Where are the Mothers in Shakespeare?

From Juliet’s hands-off Mom to Hamlet’s too-hot Mama, the plays of Shakespeare are hardly an ode to motherhood. It was an age when the reigning monarchs, first Elizabeth then James, as children lost mothers who lost their heads. Did that make glorification of motherhood taboo? NapaShakes Dramaturg Philippa Kelly offers another explanation:
In Shakespeare’s time the mother was the family member principally involved with her children’s education and upbringing. Yet in the drama of the period, older women were rarely represented on-stage in what would obviously be one of their more sympathetic roles: that of the loving and nurturing mother.
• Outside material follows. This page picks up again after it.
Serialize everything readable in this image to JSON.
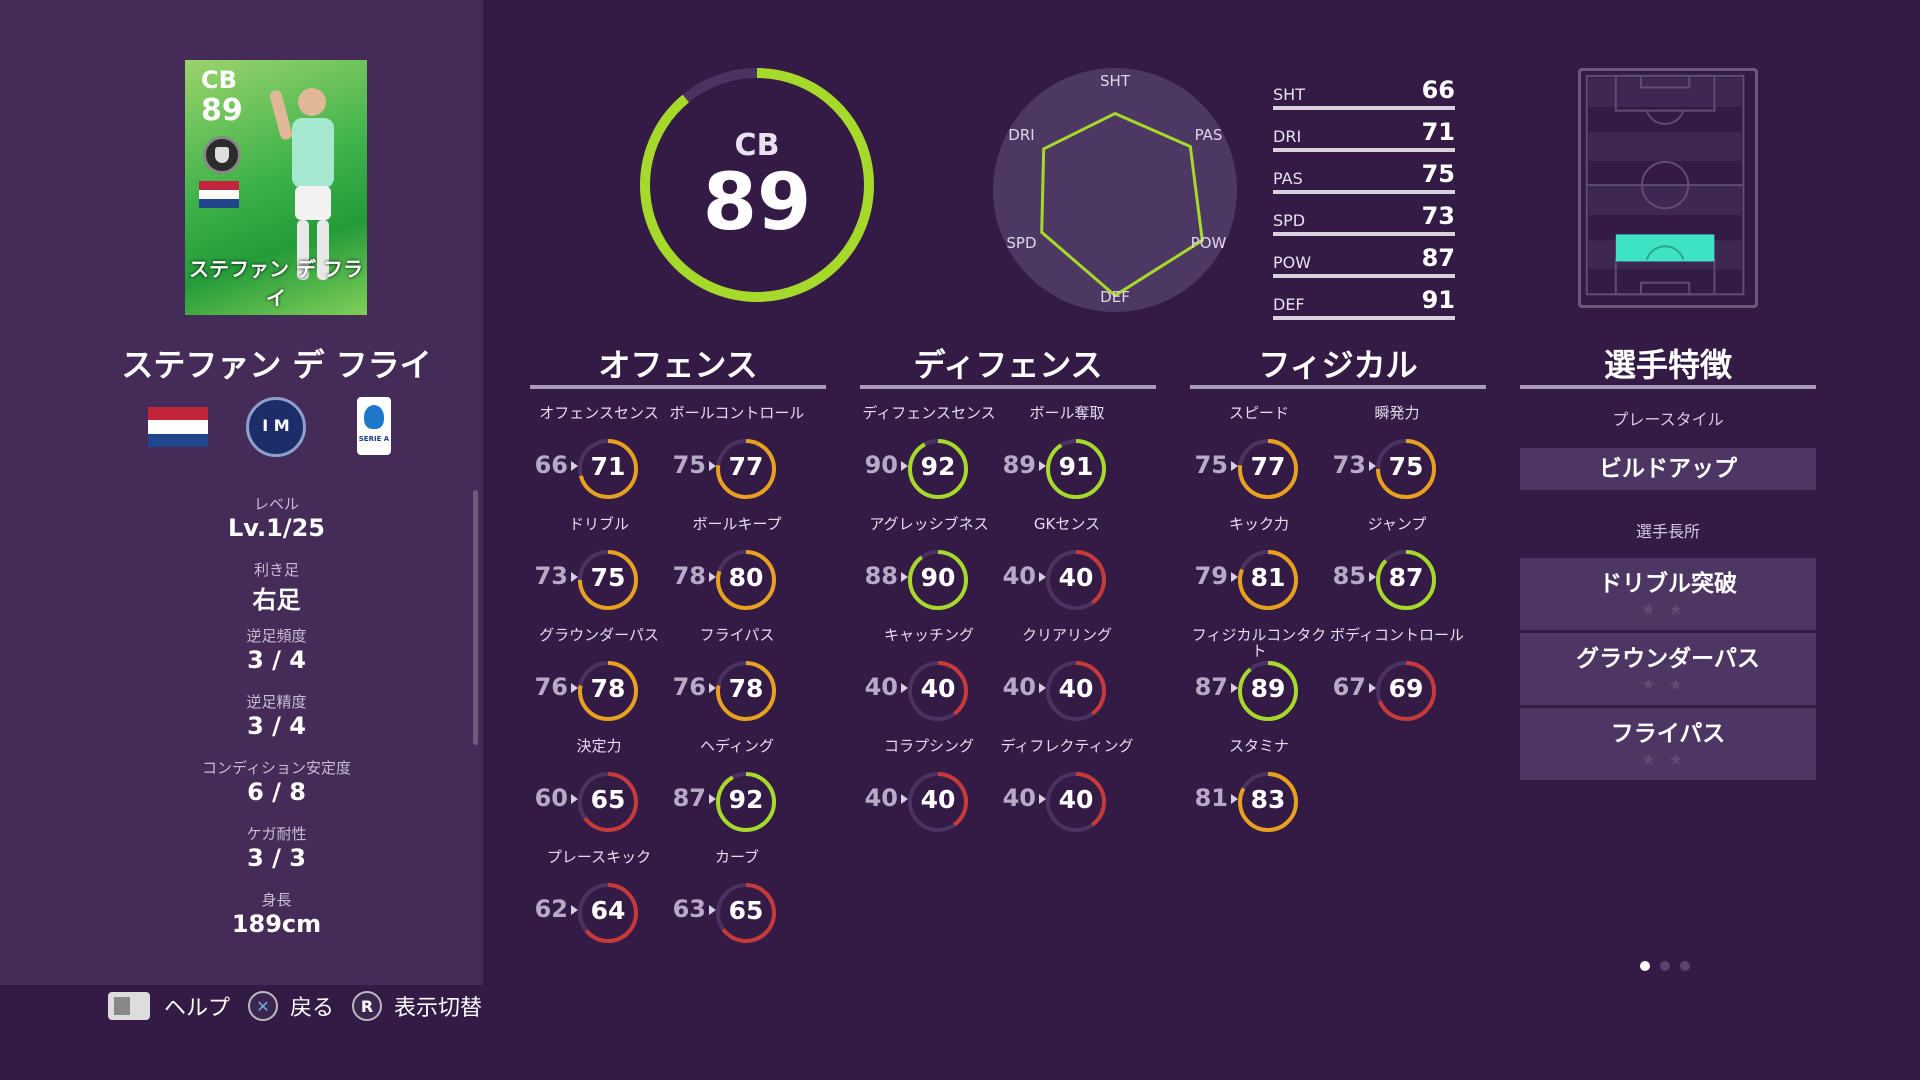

This lack is partly explained by the fact that women were not allowed to perform on the English stage: all of the female roles were played by young boys before their voices broke, so that a younger character part was obviously a better physical and vocal match for a boy. The lack of mothers in Shakespeare is notorious:  we have the motherless girls Hermia and Helena in A Midsummer Night’s Dream, the three sisters in King Lear, Marina in Pericles, Miranda in The Tempest, Portia and Jessica in The Merchant of Venice, Beatrice and Hero in Much Ado About Nothing, Ophelia in Hamlet, Desdemona in Othello, Isabella in Measure for Measure, and Rosalind and Celia in As You Like It, all of whom are deprived of mothers.Moreover, almost all of the older women Shakespeare does represent on-stage offer negative images of motherhood: Volumnia in Coriolanus and Gertrude in Hamlet, and then Lady Macbeth as well, who says that she would have been a terrible mother if she had had the chance to be one. In Romeo and Juliet, Juliet has a mother, but not one who will protect her.Why does Shakespeare deprive his girls of mothers, given how useful a mother might be to a girl as, at a very young age, she comes face-to-face with the complexities of love and life? While the practical reason for Shakespeare’s choice is that boy-actors had the plausibility problem, thematically the lack of mothers allowed Shakespeare to create an important dramatic opportunity: by taking away the mother (either, as in Romeo and Juliet, as a figure of real guidance, or, as in many of his plays – like A Midsummer Night’s Dream – as a presence on-stage at all), Shakespeare creates a gap in the young female characters’ lives, compelling them to develop that extraordinary independence and character that makes them so attractive and intriguing.